»Aber tief im Lande…«

geschrieben von Hans Canjé

5. September 2013

Mai-Juni 2013

Da reibt man sich doch verdutzt die Augen bei diesem Bericht der »Schleswig-Holsteinischen Zeitung« vom 24. April 2013: Adolf Hitler und sein Gauleiter Hinrich Lohse, der in Vollstreckung der »Endlösung der Judenfrage« in den baltischen Staaten blutige Spuren hinterlassen hat, sind nicht mehr länger Ehrenbürger der schleswig-holsteinischen Stadt Nortorf. Am 23. April 2013 (!) haben das die Stadtverordneten einstimmig beschlossen. Der Zeitung zufolge, die den Aberkennungsbeschuss illustriert mit einem Foto des »Führers« vermeldete, hat es im Rat eine »jahrelange Diskussion über die Notwenigkeit einer solchen Entscheidung« gegeben und bis zum Vortag »lehnten die Christdemokraten öffentliche Stellungnahmen kategorisch ab«. Der Stein geriet erst ins Rollen, als ein Mitglied des »Bürgerforum Nortorf« die Runde fragte, ob die Stadt anstelle der Aberkennung womöglich eine Feier zum 80. Jahrestag der Verleihung der Ehrenbürgerschaft plane?

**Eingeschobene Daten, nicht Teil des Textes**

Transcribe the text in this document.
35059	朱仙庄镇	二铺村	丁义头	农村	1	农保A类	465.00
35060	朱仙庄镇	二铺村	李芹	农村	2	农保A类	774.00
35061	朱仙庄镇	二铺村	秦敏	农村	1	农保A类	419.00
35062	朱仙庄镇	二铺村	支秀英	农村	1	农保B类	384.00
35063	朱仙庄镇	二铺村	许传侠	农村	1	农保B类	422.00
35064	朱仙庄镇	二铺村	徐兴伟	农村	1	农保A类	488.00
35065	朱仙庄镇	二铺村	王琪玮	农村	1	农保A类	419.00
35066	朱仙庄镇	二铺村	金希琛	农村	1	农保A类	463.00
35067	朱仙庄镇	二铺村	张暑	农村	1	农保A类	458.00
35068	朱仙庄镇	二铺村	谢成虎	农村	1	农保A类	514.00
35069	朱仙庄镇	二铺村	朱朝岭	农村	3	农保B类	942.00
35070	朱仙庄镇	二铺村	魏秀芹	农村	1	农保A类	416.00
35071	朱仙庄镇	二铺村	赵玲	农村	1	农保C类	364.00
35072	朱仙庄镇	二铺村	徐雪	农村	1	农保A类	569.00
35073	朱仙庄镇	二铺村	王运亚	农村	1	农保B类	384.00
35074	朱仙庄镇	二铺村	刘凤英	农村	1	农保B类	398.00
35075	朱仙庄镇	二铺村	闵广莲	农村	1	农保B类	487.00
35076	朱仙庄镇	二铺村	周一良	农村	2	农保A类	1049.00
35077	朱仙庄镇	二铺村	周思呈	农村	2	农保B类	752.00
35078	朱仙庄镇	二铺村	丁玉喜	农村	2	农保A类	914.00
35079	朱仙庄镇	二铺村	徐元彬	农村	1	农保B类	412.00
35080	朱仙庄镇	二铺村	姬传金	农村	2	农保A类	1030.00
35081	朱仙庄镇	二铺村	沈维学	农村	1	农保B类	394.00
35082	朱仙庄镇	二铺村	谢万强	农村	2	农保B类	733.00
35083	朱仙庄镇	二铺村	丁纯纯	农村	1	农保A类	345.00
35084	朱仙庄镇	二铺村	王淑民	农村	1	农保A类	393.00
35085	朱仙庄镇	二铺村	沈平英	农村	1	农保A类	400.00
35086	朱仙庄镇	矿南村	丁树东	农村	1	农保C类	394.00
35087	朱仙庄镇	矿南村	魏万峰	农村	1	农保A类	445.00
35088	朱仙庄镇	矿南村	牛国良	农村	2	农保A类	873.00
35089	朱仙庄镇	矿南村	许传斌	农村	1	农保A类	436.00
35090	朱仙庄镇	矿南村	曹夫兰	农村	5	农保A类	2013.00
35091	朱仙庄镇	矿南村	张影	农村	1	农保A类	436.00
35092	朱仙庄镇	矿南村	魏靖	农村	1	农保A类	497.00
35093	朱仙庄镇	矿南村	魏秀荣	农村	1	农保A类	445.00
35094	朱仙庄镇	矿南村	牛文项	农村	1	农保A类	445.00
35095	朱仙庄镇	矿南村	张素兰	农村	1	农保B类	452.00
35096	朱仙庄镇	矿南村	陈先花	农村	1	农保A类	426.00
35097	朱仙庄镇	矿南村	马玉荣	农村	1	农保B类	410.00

Nein, das wollte natürlich keiner und fern lag wohl auch der Gedanke, im Umfeld des »Führer«-Geburtstages am 20. April dem Beispiel der Fans des bulgarischen Fußballclubs »Lewski Sofia« zu folgen. Die hatten am 20. April bei einem Spiel des Spitzenclubs ein Spruchband aufgerollt mit der Aufschrift »Herzlichen Glückwunsch zum Geburtstag«. Dazu die in faschistischen Kreisen für Adolf Hitler gebräuchliche Kennungsziffer 18 und einige Hakenkreuz-Plakate.

»Aber tief im Lande, da leben sie noch«, heißt es in einem Lied des im vergangenem Jahr verstorbenen Liedermachers Franz Josef Degenhardt. Das zielte gleichermaßen auf die braunen Nostalgiker, die, ob sie als Stiefelfaschisten oder im feinen Habitus daher kommen, den alten Zeiten nachtrauern. Sie nennen das »Geschichtsbewusstsein«. Darum werden sie auch die Meldung aus dem »Delmenhorster Kreisblatt« vom 25. April erfreulicher finden als die Nachricht aus Nortorf. Ein Fachausschuss des Gemeinderates von Elmeloh hat einen Antrag der Grünen abgelehnt, die nach der Produzentin Kriegs- und Hitler bejubelnder Gedichte benannte »Agnes-Miegel-Straße« wegen deren »Nähe zum Nationalsozialismus« umzubenennen. Die Ostlandritter tief im Lande und in den Revanchistenverbänden werden zufrieden sein.